百済が乱れる」というのは六六〇年の百済の乱の事です。百済新羅の間に起きました。また、「運る」というのは「出征する」という意味ですね。

 

その時願を発して、「もし無事に国に帰ることができれば、もろもろの神たちの為に寺と堂をお造りしましょう」と申した。そして災難を免れた。

そこで彼は、弘済を招き、共に新羅から帰って三谷寺を造った。その禅師の造った寺は多くある。諸寺の僧たちは、禅師とその寺をともにつつしみ敬った。

 

最後の文の「共に」というのは何かわかりますか? これは①禅師と②禅師の建立した寺の二つといえます。このように、目的語を的確に捉えるというのが古典の基本です。

 

第二段落

禅師は仏像を造るために京に上った。そして自らの財産を打って、金と丹(赤い染料)を買った。

 

金丹というと、不老不死の薬を思い浮かべる方が多いと思いますが、ここでは「金」と「丹」で分けて考えるべきでしょう。丹で赤い染料の意味になります。

 

帰る途中難波の海辺に来た時、海辺の人が大きな亀を四匹売っているところに出くわした。禅師は売人から、この亀を買い取った。そしてその亀を海に放ってやった。

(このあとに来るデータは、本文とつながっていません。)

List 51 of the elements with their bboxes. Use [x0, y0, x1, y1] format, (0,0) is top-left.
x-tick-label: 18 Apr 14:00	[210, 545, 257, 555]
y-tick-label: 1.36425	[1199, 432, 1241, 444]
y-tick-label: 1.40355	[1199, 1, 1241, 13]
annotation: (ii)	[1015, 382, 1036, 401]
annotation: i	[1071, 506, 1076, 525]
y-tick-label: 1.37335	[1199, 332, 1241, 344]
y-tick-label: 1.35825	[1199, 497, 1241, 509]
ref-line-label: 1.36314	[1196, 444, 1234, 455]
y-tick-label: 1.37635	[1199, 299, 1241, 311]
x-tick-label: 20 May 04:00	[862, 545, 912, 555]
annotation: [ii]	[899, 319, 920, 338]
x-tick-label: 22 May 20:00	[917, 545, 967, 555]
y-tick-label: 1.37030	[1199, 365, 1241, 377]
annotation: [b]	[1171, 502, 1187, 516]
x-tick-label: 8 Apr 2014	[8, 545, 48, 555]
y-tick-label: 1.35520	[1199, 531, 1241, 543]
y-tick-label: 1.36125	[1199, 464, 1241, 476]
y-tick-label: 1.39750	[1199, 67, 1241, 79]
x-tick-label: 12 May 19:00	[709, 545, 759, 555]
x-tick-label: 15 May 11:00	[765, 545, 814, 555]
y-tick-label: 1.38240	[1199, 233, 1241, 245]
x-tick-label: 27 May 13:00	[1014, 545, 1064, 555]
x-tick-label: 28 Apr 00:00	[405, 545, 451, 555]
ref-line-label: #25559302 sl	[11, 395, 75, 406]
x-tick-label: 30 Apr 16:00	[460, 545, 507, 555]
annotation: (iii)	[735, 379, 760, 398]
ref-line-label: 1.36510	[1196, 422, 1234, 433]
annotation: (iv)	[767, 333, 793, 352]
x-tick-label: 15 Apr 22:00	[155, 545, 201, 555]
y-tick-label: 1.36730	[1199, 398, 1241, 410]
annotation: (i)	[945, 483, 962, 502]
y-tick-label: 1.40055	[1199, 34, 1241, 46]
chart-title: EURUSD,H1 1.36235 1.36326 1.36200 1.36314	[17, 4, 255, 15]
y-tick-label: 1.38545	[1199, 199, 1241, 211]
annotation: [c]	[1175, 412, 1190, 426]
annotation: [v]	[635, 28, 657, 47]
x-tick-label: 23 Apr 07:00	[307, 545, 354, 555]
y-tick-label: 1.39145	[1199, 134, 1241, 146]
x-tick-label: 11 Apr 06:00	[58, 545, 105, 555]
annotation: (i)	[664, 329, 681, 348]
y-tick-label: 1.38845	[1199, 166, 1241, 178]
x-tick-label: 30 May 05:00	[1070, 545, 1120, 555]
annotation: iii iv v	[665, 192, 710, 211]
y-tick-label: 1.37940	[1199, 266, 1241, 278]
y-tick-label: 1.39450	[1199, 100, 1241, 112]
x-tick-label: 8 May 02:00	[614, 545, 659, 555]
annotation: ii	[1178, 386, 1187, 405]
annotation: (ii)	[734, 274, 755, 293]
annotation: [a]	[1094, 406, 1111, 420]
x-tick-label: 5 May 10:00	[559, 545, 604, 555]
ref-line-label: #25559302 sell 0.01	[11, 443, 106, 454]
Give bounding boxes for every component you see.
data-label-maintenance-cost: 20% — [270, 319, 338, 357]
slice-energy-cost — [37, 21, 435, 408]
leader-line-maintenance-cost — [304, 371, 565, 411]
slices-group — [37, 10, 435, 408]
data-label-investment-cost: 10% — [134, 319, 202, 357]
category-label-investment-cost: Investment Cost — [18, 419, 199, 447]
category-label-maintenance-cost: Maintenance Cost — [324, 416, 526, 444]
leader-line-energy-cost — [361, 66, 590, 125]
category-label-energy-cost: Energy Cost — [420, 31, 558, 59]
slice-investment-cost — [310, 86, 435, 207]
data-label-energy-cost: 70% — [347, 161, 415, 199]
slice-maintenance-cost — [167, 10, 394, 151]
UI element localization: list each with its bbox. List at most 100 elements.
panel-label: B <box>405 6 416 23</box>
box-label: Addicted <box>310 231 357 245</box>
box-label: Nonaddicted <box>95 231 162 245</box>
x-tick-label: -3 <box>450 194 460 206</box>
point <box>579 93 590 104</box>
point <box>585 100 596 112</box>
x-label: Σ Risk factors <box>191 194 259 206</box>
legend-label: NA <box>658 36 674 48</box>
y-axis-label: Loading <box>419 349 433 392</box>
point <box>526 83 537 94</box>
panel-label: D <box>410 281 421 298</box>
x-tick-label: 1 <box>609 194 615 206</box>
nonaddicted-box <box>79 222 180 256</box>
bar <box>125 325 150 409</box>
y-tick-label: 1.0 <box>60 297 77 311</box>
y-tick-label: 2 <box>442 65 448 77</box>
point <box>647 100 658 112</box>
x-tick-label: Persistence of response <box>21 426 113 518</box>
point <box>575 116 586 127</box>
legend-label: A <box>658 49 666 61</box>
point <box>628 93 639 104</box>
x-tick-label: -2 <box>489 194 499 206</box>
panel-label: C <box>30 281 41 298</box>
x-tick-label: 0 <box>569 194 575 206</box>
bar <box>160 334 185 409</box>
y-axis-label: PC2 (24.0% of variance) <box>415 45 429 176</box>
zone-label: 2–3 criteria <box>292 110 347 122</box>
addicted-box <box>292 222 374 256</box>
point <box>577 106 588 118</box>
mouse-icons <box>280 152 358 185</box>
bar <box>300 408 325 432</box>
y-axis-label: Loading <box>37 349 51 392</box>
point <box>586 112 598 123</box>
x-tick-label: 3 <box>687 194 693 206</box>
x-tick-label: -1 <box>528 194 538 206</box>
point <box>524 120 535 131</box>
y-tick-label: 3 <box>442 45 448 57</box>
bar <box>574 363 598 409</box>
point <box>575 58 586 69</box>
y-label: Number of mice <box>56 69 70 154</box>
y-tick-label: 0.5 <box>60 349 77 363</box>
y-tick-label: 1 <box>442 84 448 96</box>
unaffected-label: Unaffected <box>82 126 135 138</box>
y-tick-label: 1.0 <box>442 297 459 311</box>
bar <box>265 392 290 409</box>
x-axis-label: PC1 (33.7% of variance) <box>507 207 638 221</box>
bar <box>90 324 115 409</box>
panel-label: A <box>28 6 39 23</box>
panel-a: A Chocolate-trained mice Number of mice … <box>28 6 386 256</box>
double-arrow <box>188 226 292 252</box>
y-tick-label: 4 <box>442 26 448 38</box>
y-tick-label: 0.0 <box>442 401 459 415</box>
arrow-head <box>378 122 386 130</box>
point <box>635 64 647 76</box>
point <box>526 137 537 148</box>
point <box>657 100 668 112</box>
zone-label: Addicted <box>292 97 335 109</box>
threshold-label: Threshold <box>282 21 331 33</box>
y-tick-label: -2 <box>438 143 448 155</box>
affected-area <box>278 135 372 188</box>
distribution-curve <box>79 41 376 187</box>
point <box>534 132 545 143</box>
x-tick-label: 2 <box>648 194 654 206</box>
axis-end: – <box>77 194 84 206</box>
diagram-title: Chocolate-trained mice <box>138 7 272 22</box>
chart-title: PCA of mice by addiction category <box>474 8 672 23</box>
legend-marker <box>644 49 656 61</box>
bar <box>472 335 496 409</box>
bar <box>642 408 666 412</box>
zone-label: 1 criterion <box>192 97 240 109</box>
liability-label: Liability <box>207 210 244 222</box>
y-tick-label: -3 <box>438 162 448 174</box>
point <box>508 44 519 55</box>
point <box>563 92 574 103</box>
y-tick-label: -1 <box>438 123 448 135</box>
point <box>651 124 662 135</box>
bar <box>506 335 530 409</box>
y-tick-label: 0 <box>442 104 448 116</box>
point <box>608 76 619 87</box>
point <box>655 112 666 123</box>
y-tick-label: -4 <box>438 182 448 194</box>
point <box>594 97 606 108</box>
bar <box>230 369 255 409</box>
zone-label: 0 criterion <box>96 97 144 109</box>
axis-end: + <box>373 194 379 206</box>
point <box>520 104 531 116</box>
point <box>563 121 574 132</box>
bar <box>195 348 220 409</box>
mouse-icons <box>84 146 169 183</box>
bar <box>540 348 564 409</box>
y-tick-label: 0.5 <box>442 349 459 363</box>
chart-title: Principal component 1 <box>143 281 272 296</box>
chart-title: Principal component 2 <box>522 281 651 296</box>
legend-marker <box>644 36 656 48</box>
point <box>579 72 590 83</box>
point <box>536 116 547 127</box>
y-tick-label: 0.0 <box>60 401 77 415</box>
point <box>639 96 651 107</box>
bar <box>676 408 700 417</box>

そして子供二人と船に乗って海を渡ろうとする。その間に日が暮れて夜が来た。舟をこぐ人たちは欲を起こし、備前の骨嶋のあたりに着いた時に、子どもたちを海の中に投げてしまった。

そのあと禅師に「はやく海に入れ」と言った。禅師は教え諭したものの海賊たちは聞く耳を持たない。そこで願を立て、海の中にはいった。水が腰に及んだ時に、石が足に当たったのに気付いた。朝焼けの光で見ると、亀の上に立っていることに気付いた。

そして備中の海のあたりに来ると、亀は禅師を下ろした。亀は三度うなづいて去っていった。これは禅師が放った亀が恩返ししたものと考えた。

 

第三段落

その後海賊六人は、三谷寺で盗んだ金や染料を売った。檀家のものは値踏みして買おうとしているところ、弘済禅師が後ろから出てきた。海賊たちはびっくりし、進むも退くもできなくなってしまった。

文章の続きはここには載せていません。